Nun führt der Weg zurück in Seeufernähe und man hat die Möglichkeit, den regulären Schotterweg (erlaubt) oder den sandigen Pfad (Sperrgebiet! — ergibt sich erst im Nachhinein mit Blick zurück) bis hin zum NABU-Infopunkt am südwestliche Ende des Sees zu wählen. Nach einem Abstecher zum erhöhten Aussichtspunkt mit tollen Blicken auf die Innenkippe sowie über den See auf die F60 geht es weiter im Südwesten auf dem geschotterten Weg an mehreren schönen Gewässern mit viel Grün herum entlang. Anschließend ändert der Weg die Richtung und führt nun geschottert in östlicher Richtung um eine sehr karge Brachlandschaft herum (einige Passagen — auch des Wirtschaftsweges — liegen hier im Sperrgebiet!), dann geht es im Bogen zum Aussichtspunkt ‘Römerkeller’ (ebenfalls im Sperrgebiet!), danach bergauf in Richtung der Windräder und am Rand der Grube entlang und über eine Treppe im Hang hinauf in den Ort Kostebrau.
Hier wird das Oberdorf auf der Karl-Marx-Straße durchquert zur Kirche hin, dann geht es hinab zum Goetheplatz im Unterdorf und der Karl-Liebknecht-Straße wird gefolgt zum Siedlungsrand.
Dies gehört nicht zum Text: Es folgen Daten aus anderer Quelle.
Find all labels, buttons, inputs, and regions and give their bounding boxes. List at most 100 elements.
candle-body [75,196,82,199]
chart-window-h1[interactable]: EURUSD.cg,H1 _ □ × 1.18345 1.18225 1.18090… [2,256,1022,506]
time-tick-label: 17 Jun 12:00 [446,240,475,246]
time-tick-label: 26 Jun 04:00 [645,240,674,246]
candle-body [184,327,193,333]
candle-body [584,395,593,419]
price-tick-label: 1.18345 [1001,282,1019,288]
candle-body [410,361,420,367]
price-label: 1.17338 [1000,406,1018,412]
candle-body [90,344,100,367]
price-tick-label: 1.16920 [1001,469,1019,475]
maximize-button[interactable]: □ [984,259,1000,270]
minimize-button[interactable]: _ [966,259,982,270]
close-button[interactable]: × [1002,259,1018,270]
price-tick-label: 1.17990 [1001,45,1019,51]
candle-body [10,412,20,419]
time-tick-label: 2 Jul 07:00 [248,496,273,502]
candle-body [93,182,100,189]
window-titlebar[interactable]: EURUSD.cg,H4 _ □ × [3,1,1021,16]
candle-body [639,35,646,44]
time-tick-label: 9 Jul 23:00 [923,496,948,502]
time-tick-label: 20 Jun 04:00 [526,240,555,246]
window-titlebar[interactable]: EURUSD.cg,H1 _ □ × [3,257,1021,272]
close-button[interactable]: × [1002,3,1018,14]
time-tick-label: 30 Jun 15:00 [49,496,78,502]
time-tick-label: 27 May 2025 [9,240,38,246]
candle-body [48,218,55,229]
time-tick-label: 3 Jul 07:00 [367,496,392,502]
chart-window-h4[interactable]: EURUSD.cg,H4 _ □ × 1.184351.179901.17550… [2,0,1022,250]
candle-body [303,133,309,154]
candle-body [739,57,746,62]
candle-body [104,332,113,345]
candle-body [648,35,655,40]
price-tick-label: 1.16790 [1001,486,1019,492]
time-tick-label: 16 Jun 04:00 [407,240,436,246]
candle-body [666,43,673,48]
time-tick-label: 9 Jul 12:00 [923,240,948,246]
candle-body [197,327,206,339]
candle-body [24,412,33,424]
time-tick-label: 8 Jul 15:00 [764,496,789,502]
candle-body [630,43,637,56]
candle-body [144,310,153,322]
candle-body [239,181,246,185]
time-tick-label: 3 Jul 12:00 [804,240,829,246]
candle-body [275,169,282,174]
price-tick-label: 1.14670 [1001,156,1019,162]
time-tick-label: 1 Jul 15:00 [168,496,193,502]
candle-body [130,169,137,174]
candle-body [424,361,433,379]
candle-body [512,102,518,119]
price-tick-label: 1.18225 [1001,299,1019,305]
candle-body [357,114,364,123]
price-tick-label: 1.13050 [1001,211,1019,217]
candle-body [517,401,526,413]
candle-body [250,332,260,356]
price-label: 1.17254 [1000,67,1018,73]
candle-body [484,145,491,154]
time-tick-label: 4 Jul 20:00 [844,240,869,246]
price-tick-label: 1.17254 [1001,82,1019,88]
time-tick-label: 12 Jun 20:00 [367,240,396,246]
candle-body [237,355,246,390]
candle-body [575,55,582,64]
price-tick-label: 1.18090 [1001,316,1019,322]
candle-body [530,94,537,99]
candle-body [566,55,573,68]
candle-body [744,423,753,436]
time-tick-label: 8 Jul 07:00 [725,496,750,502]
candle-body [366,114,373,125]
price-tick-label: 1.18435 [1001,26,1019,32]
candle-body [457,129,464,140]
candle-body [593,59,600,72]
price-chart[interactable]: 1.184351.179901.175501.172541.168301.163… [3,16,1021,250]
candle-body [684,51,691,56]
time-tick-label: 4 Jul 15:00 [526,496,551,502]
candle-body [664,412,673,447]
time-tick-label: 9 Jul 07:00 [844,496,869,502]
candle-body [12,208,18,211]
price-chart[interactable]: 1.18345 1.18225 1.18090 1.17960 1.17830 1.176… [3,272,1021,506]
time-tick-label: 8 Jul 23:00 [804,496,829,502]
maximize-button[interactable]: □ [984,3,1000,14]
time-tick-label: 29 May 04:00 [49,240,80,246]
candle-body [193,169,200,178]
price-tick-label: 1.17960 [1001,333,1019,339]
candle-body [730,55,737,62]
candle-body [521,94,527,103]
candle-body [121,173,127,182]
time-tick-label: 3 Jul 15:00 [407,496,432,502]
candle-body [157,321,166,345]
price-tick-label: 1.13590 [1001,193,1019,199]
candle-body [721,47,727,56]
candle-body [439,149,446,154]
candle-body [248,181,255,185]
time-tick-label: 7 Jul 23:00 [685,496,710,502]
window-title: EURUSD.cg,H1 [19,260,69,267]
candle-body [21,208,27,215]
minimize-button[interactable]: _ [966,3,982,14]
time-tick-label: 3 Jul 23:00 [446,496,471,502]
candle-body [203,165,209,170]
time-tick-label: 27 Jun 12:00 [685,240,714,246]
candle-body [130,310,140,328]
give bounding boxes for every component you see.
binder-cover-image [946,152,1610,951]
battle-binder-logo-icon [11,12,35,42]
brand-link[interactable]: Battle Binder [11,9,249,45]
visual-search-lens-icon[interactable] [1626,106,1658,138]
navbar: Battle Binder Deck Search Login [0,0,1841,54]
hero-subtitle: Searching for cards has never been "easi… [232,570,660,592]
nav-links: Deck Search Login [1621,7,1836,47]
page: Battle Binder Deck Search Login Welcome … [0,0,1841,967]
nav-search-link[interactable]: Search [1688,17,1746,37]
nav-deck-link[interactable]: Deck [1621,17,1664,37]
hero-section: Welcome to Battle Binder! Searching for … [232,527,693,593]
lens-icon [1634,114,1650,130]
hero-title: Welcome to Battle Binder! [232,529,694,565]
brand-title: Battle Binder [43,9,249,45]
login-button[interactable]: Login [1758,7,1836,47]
Durch ein dichtes Waldstück führt der Weg, später geht es hinauf zum wunderbaren Heinzelblick mit Aussicht auf den türkisfarbenen Friedrichsthaler See. Gut drei Kilometer weit wird parallel zur Landstraße im Kiefernforst der leicht sandige Wirtschaftsweg genutzt, bevor auf Höhe von Lauchhammer-Ost die Straße überquert wird. Nun führt der Weg etwa zwei Kilometer weit als toller naturbelassener Pfad durch die Hügel nach Lauchhammer-Mitte, dort zwischen Butterberg und Gerhart-Hauptmann-Straße durch ein Viertel mit Mietskasernen, anschließend über die Friedrichsthaler Straße und die Töpfergasse zum zentralen Kern von Lauchhammer in Bockwitz mit der Nikolaikirche.
Über den Mittelweg geht es durch die Wiesen zum Neuteich, auf Anglerpfaden um diesen herum, danach um das Strandbad und abschließend über den Kutteweg zum Bahnhof Lauchhammer, an dem diese Tour endet.